Simon Mann, heir to the Watney's beer fortune, graduate of Eton and the Royal Military Academy at Sandhurst, co-founder of Executive Outcomes, a leading mercenary outfit in Africa in the `90s, currently resident at Chikurubi maximum security prison in Harare, Zimbabwe, believes that "a large splodge of wonga" (a large amount of money) would spare him most of the seven-year term to which he was sentenced last Friday. A number of his co-conspirators apparently believe the same.
They just don't get it.
The conspiracy was classic African stuff: a planeload of mercenaries flying across Africa, picking up a consignment of weapons as they went, to overthrow President Teodoro Obiang Nguema of Equatorial Guinea, a tiny dictatorship that is Africa's third-largest oil exporter.
The money was put up by a syndicate of British and South African investors, the mercenary muscle was provided by British and South African soldiers-of-fortune, and the pay-off would come in the form of cash and a cut of future oil revenues for the investors plus a contract for Mann to provide security for the new regime.
The only problem with the scheme was that the "classic" period in African history is long over. South African law no longer permits mercenaries operating on its soil to hatch plots against other African governments, and the idea that Mann could recruit around 80 mercenaries to overthrow Obiang's regime without attracting the attention of South African intelligence was just stupid.
The police didn't intervene right away, but they kept everybody informed, including Equatorial Guinea and Zimbabwe.

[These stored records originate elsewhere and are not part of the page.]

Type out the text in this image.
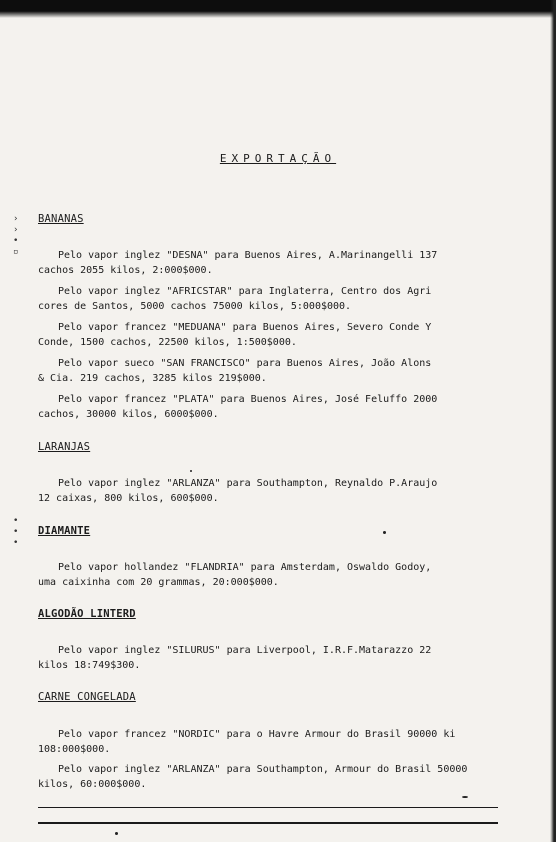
EXPORTAÇÃO
›
›
•
▫
•
•
•
BANANAS
Pelo vapor inglez "DESNA" para Buenos Aires, A.Marinangelli 137
cachos 2055 kilos, 2:000$000.
Pelo vapor inglez "AFRICSTAR" para Inglaterra, Centro dos Agri
cores de Santos, 5000 cachos 75000 kilos, 5:000$000.
Pelo vapor francez "MEDUANA" para Buenos Aires, Severo Conde Y
Conde, 1500 cachos, 22500 kilos, 1:500$000.
Pelo vapor sueco "SAN FRANCISCO" para Buenos Aires, João Alons
& Cia. 219 cachos, 3285 kilos 219$000.
Pelo vapor francez "PLATA" para Buenos Aires, José Feluffo 2000
cachos, 30000 kilos, 6000$000.
LARANJAS
Pelo vapor inglez "ARLANZA" para Southampton, Reynaldo P.Araujo
12 caixas, 800 kilos, 600$000.
DIAMANTE
Pelo vapor hollandez "FLANDRIA" para Amsterdam, Oswaldo Godoy,
uma caixinha com 20 grammas, 20:000$000.
ALGODÃO LINTERD
Pelo vapor inglez "SILURUS" para Liverpool, I.R.F.Matarazzo 22
kilos 18:749$300.
CARNE CONGELADA
Pelo vapor francez "NORDIC" para o Havre Armour do Brasil 90000 ki
108:000$000.
Pelo vapor inglez "ARLANZA" para Southampton, Armour do Brasil 50000
kilos, 60:000$000.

Zimbabwe was where Mann planned to pick up the weapons that he could not legally obtain in South Africa, buying them direct from Zimbabwean Defence Industries on the flimsy pretext that his group of mercenaries were on their way to guard a diamond mine in the Congo. The Zimbabweans had been warned, and when Mann's private Boeing 727 touched down in Harare last March to collect the arms, the Zimbabwean police instead collected all 66 mercenaries aboard and dumped them in Chikurubi prison.
Even if the coup had succeeded, it would not have been allowed to stand. The old Organization of African Unity (now replaced by the African Union) declared in 1999 that it would suspend any member whose government came to power in a coup, and there have been determined attempts to enforce the rule.
Not all have succeeded, but when the country is as small as Equatorial Guinea and there are white mercenaries involved in the coup, the AU would definitely intervene. It would have been willing to use troops if necessary (probably from South Africa and Nigeria) to undo a coup as flagrantly insulting to Africans as Mann's.
Obiang's regime is monstrously oppressive and corrupt (and so is Zimbabwe's, for that matter): things are very far from perfect in Africa. But the days when small gangs of heavily armed whites could kill African people and even change their governments with impunity are gone for good. How is it that Mann and his colleagues didn't notice?
Mann belongs to that class of English ex-public schoolboys, expensively educated but too dim to work in the high end of business and finance that is the preferred career for their brighter contemporaries, who end up, perhaps after a stint in the army, living off their inherited money, their contacts and their presumptive status as respectable people. Except that often they are not respectable at all: some end up as mercenary soldiers; more spend their lives messing around at the seamier end of the business world.
Among the alleged investors in the syndicate is Sir Mark Thatcher, son of former British prime minister Margaret Thatcher, whose advisers encouraged him to move to the United States when his Middle Eastern business ventures trading on her name threatened to embarrass her. He moved on to South Africa in 1995 amid a number of investigations into his business activities in Texas, and was in the process of bailing out again and moving his family back to Texas when South African police arrested him last week.
Other alleged investors include London-based Lebanese millionaire Ely Calil, disgraced peer Lord Archer, and assorted British and South African-based "businessmen" all of whom seem to know one another, and none of whom you would want to spend much time with. These are the people on whom Mann is now counting to raise the "wonga" that he imagines will free him from jail in Zimbabwe, but he is dreaming.
Even if these were people who would gladly part with large sums of cash to help a friend in trouble (which seems unlikely), money will not get Mann out of Chikurubi prison.
Zimbabwe is a corrupt place, but no African government could let a man like him buy his way free. It's a question of self-respect.
Gwynne Dyer is a veteran Canadian journalist based in London.